NetBSD: BIND Followup on negative cache poisoning vulernability
Posted by LinuxSecurity.com Team   
NetBSD The following excerpts show that include/arpa/inet.h must beupdated from rev 1.12 that ships with 1.6.1 to rev 1.12.2.1 which is thecurrent candidate for 1.6.2.

Hi all,

	A few days ago I performed the update described in SA 2003-018 for
upgrading from source.
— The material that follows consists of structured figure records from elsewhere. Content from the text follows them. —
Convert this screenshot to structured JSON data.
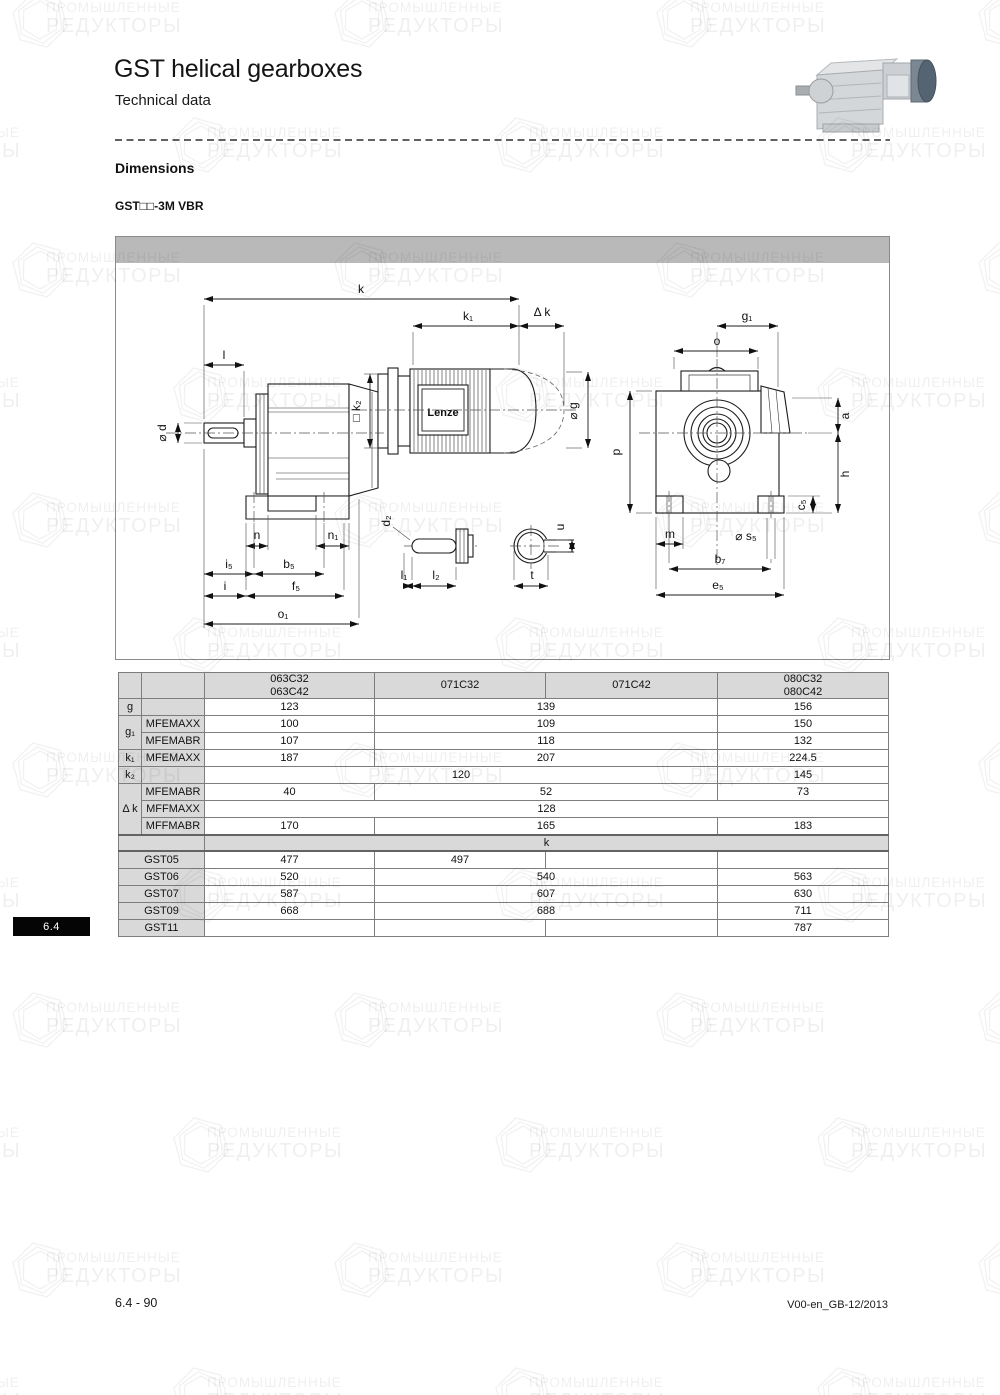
{
  "page": {
    "title": "GST helical gearboxes",
    "subtitle": "Technical data",
    "section_heading": "Dimensions",
    "variant_label": "GST□□-3M VBR",
    "tab_label": "6.4",
    "footer_left": "6.4 - 90",
    "footer_right": "V00-en_GB-12/2013"
  },
  "watermark": {
    "line1": "ПРОМЫШЛЕННЫЕ",
    "line2": "РЕДУКТОРЫ"
  },
  "drawing": {
    "brand": "Lenze",
    "labels": {
      "k": "k",
      "k1": "k₁",
      "dk": "Δ k",
      "l": "l",
      "d": "⌀ d",
      "k2": "□ k₂",
      "g": "⌀ g",
      "n": "n",
      "n1": "n₁",
      "i5": "i₅",
      "b5": "b₅",
      "i": "i",
      "f5": "f₅",
      "o1": "o₁",
      "d2": "d₂",
      "l1": "l₁",
      "l2": "l₂",
      "t": "t",
      "u": "u",
      "g1": "g₁",
      "o": "o",
      "p": "p",
      "a": "a",
      "h": "h",
      "c5": "c₅",
      "m": "m",
      "s5": "⌀ s₅",
      "b7": "b₇",
      "e5": "e₅"
    }
  },
  "table": {
    "headers": {
      "c1a": "063C32",
      "c1b": "063C42",
      "c2": "071C32",
      "c3": "071C42",
      "c4a": "080C32",
      "c4b": "080C42"
    },
    "g": {
      "label": "g",
      "v1": "123",
      "v23": "139",
      "v4": "156"
    },
    "g1": {
      "label": "g₁"
    },
    "g1_maxx": {
      "sub": "MFEMAXX",
      "v1": "100",
      "v23": "109",
      "v4": "150"
    },
    "g1_mabr": {
      "sub": "MFEMABR",
      "v1": "107",
      "v23": "118",
      "v4": "132"
    },
    "k1": {
      "label": "k₁",
      "sub": "MFEMAXX",
      "v1": "187",
      "v23": "207",
      "v4": "224.5"
    },
    "k2": {
      "label": "k₂",
      "v123": "120",
      "v4": "145"
    },
    "dk": {
      "label": "Δ k"
    },
    "dk_femabr": {
      "sub": "MFEMABR",
      "v1": "40",
      "v23": "52",
      "v4": "73"
    },
    "dk_ffmaxx": {
      "sub": "MFFMAXX",
      "v1234": "128"
    },
    "dk_ffmabr": {
      "sub": "MFFMABR",
      "v1": "170",
      "v23": "165",
      "v4": "183"
    },
    "k_band": "k",
    "gst": [
      {
        "label": "GST05",
        "v1": "477",
        "v2": "497",
        "v3": "",
        "v4": ""
      },
      {
        "label": "GST06",
        "v1": "520",
        "v23": "540",
        "v4": "563"
      },
      {
        "label": "GST07",
        "v1": "587",
        "v23": "607",
        "v4": "630"
      },
      {
        "label": "GST09",
        "v1": "668",
        "v23": "688",
        "v4": "711"
      },
      {
        "label": "GST11",
        "v1": "",
        "v2": "",
        "v3": "",
        "v4": "787"
      }
    ]
  }
}
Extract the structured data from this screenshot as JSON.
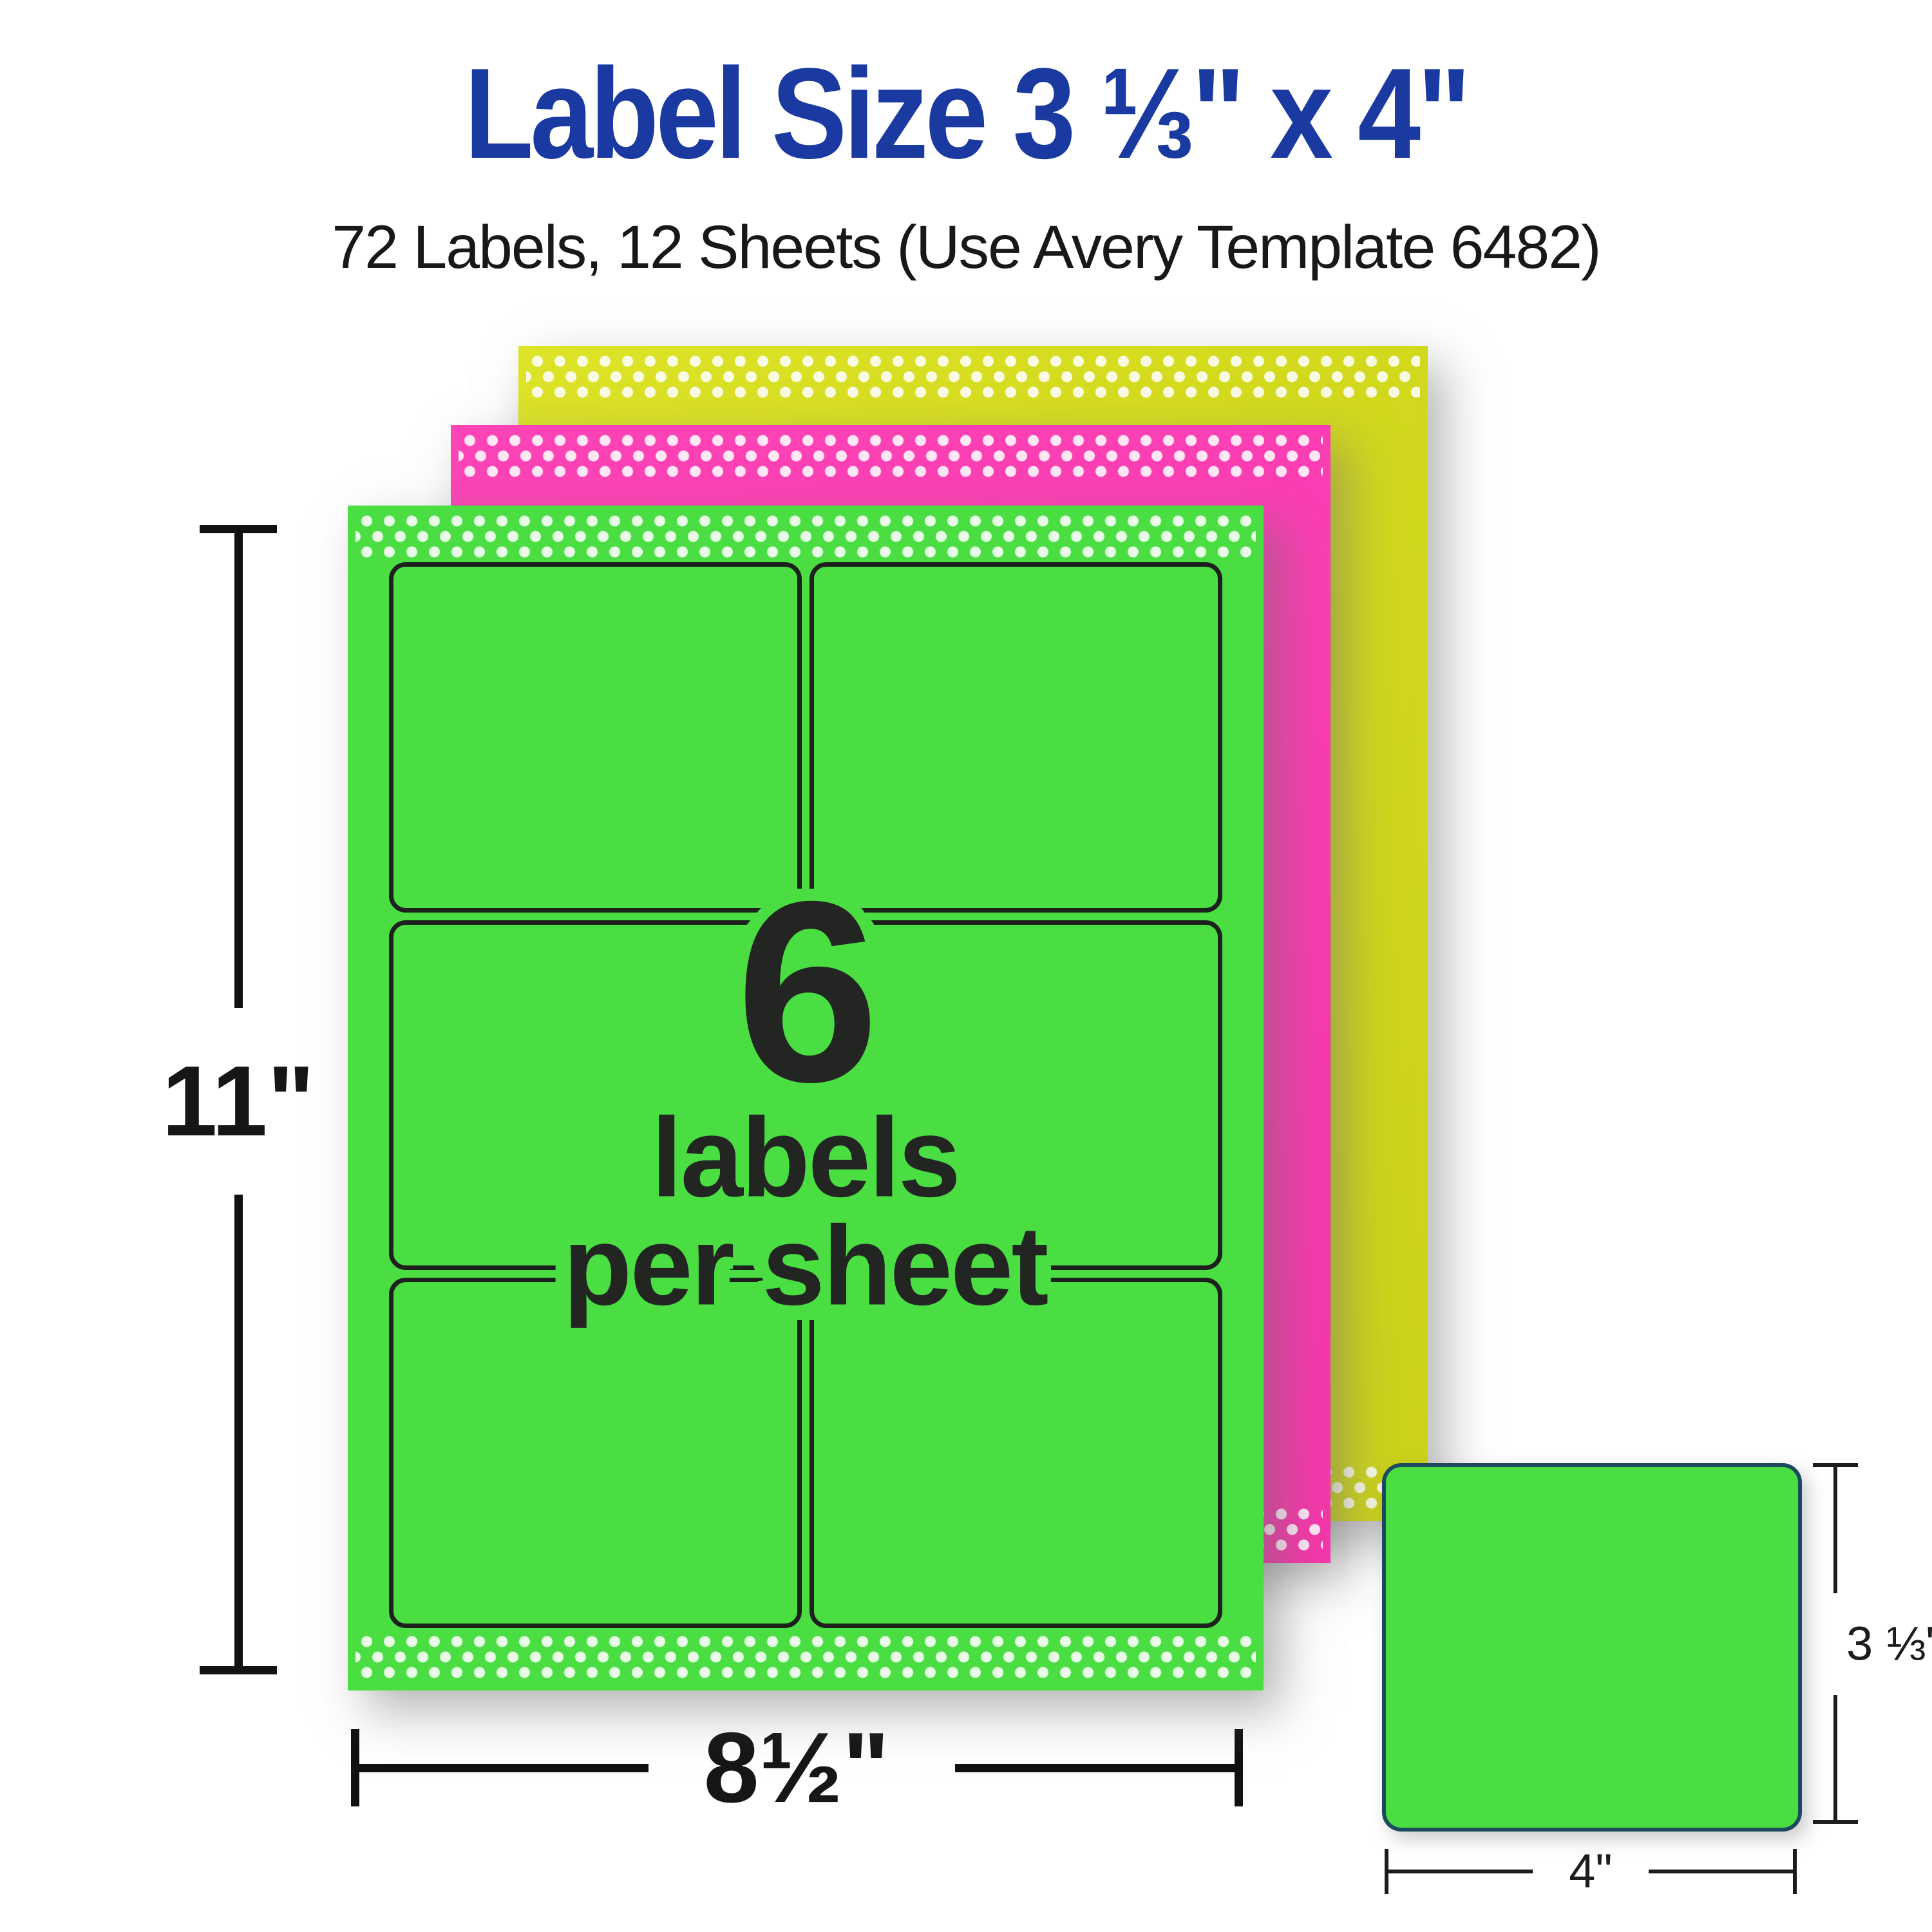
{
  "header": {
    "title": "Label Size 3 ⅓\" x 4\"",
    "subtitle": "72 Labels, 12 Sheets (Use Avery Template 6482)"
  },
  "overlay": {
    "count": "6",
    "line1": "labels",
    "line2": "per sheet"
  },
  "dims": {
    "sheet_height": "11\"",
    "sheet_width": "8½\"",
    "label_height": "3 ⅓\"",
    "label_width": "4\""
  },
  "sheets": [
    {
      "name": "yellow-sheet",
      "color": "#d4db1e",
      "position": "back"
    },
    {
      "name": "pink-sheet",
      "color": "#fb3eb3",
      "position": "middle"
    },
    {
      "name": "green-sheet",
      "color": "#4ade43",
      "position": "front",
      "labels_per_sheet": 6,
      "grid": {
        "cols": 2,
        "rows": 3
      }
    }
  ],
  "colors": {
    "title_blue": "#1a3aa1",
    "neon_green": "#4ade43",
    "neon_pink": "#fb3eb3",
    "neon_yellow": "#d4db1e",
    "grid_outline": "#1d201d",
    "swatch_border": "#1b4a5e",
    "text_dark": "#232523",
    "dot_white": "rgba(255,255,255,0.87)"
  }
}
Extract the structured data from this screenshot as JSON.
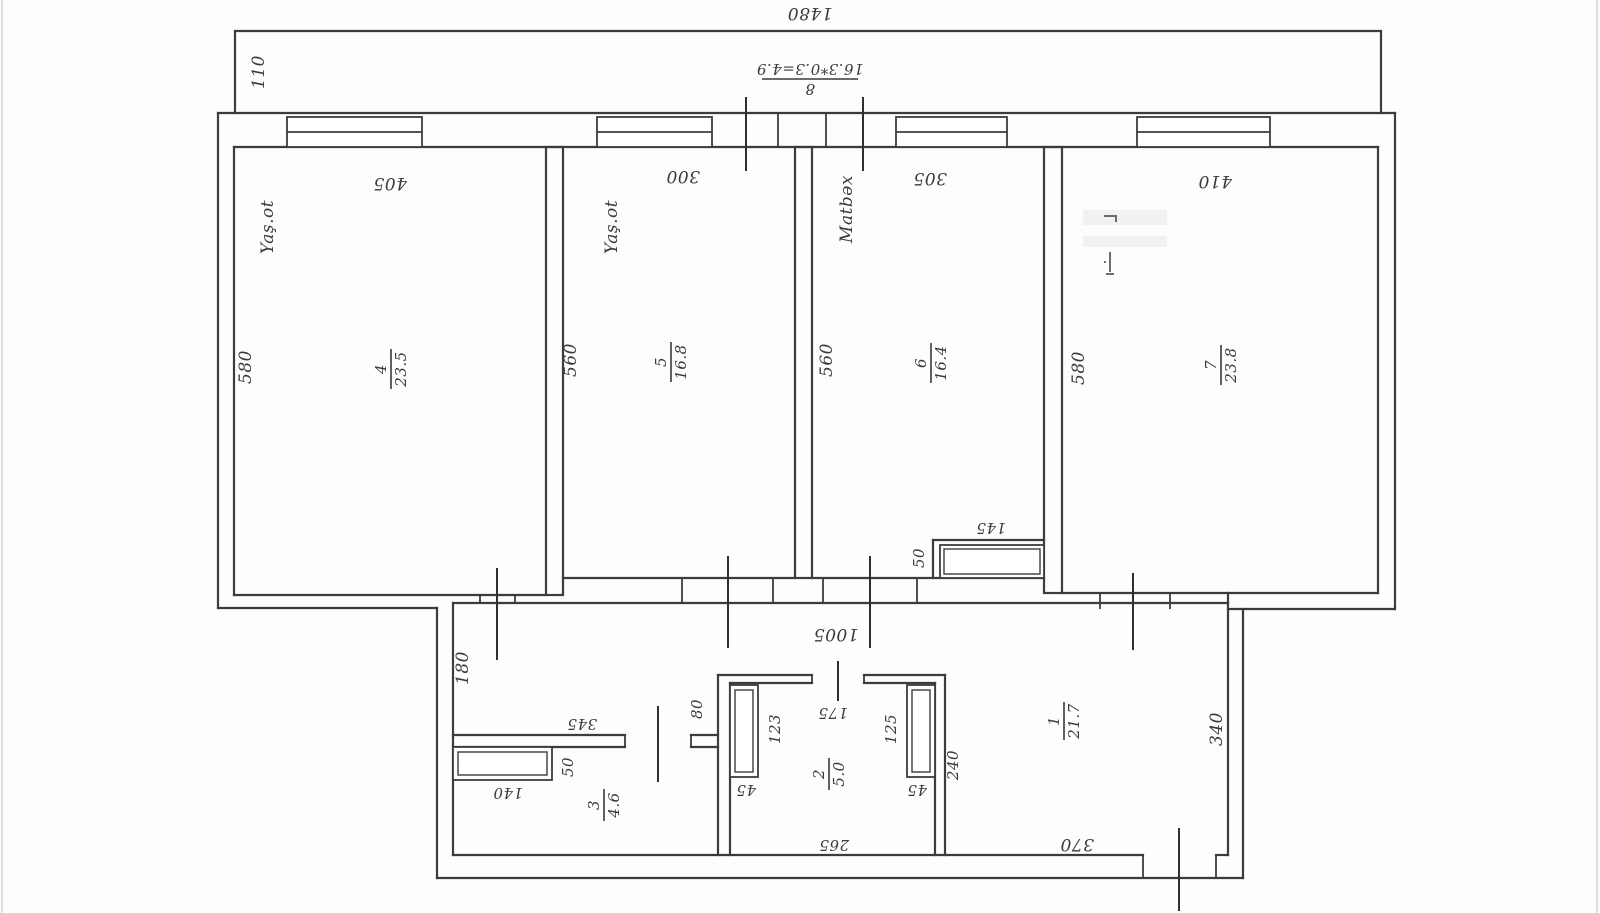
{
  "plan": {
    "balcony": {
      "width_dim": "1480",
      "depth_dim": "110",
      "formula_top": "16.3*0.3=4.9",
      "formula_bottom": "8"
    },
    "hall": {
      "width_dim": "1005",
      "left_depth_dim": "180",
      "shaft_dim": "80"
    },
    "rooms": {
      "room4": {
        "name": "Yaş.ot",
        "number": "4",
        "area": "23.5",
        "width_dim": "405",
        "depth_dim": "580"
      },
      "room5": {
        "name": "Yaş.ot",
        "number": "5",
        "area": "16.8",
        "width_dim": "300",
        "depth_dim": "560"
      },
      "room6": {
        "name": "Matbəx",
        "number": "6",
        "area": "16.4",
        "width_dim": "305",
        "depth_dim": "560",
        "niche_width_dim": "145",
        "niche_depth_dim": "50"
      },
      "room7": {
        "number": "7",
        "area": "23.8",
        "width_dim": "410",
        "depth_dim": "580"
      },
      "room1": {
        "number": "1",
        "area": "21.7",
        "bottom_dim": "370",
        "right_dim": "340"
      },
      "room2": {
        "number": "2",
        "area": "5.0",
        "top_dim": "175",
        "bottom_dim": "265",
        "left_fixture_dim": "123",
        "right_fixture_dim": "125",
        "left_gap_dim": "45",
        "right_gap_dim": "45",
        "right_wall_dim": "240"
      },
      "room3": {
        "number": "3",
        "area": "4.6",
        "top_dim": "345",
        "closet_width_dim": "140",
        "closet_depth_dim": "50"
      }
    }
  }
}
I run 1.6.1 on an i386. My system is stock 1.6.1, I
do not use -current.

	I ran into trouble and found a solution and I want to share this
with the community so the advisory or myself can be corrected, as
appropriate.

	The following excerpts show that include/arpa/inet.h must be
updated from rev 1.12 that ships with 1.6.1 to rev 1.12.2.1 which is the
current candidate for 1.6.2.

	Thanks all,
- John
netbsd3@frear.com>

$ # I've already performed the "cd" and "cvs update" commands from the SA.
$ # I've also already done "make USETOOLS=no cleandir dependall" which failed
$ cd usr.sbin/bind
$ pwd
/usr/src/usr.sbin/bind
$ make USETOOLS=no dependall
dependall ===> named-bootconf
dependall ===> reload
dependall ===> restart
dependall ===> lib
cc -O2   -Werror  -I/usr/src/sys/src/usr.sbin/bind/lib/obj -I/usr/src/sys/src/usr.sbin/bind/lib/obj -I/usr/src/sys/src/usr.sbin/bind/lib/../../../dist/bind/include -I/usr/src/sys/src/usr.sbin/bind/lib/../../../dist/bind/lib/dst -DHMAC_MD5 -DUSE_MD5   -c /usr/src/sys/src/usr.sbin/bind/lib/../../../dist/bind/lib/inet/inet_lnaof.c
/usr/src/sys/src/usr.sbin/bind/lib/../../../dist/bind/lib/inet/inet_lnaof.c:55: conflicting types for `inet_lnaof' /usr/include/arpa/inet.h:85: previous declaration of `inet_lnaof'
*** Error code 1
Stop.

$ head -2 /usr/include/arpa/inet.h
/*      $NetBSD: inet.h,v 1.12 2002/05/14 18:57:31 kleink Exp $ */

$ cd /usr/src
$ export CVS_RSH=ssh
$ cvs update -d -P -r netbsd-1-6 include/arpa/inet.h
P include/arpa/inet.h

$ su
# # The next two lines are installing this thing incorrectly due to laziness.
# cp include/arpa/inet.h /usr/include/arpa/
# chmod 444 /usr/include/arpa/inet.h

# exit
$ pwd
/usr/src/usr.sbin/bind
$ make USETOOLS=no cleandir dependall > /dev/null 2>&1 ; echo Return code was $?
Return code was 0
$ # At this point a "make USETOOLS=no install" works just fine.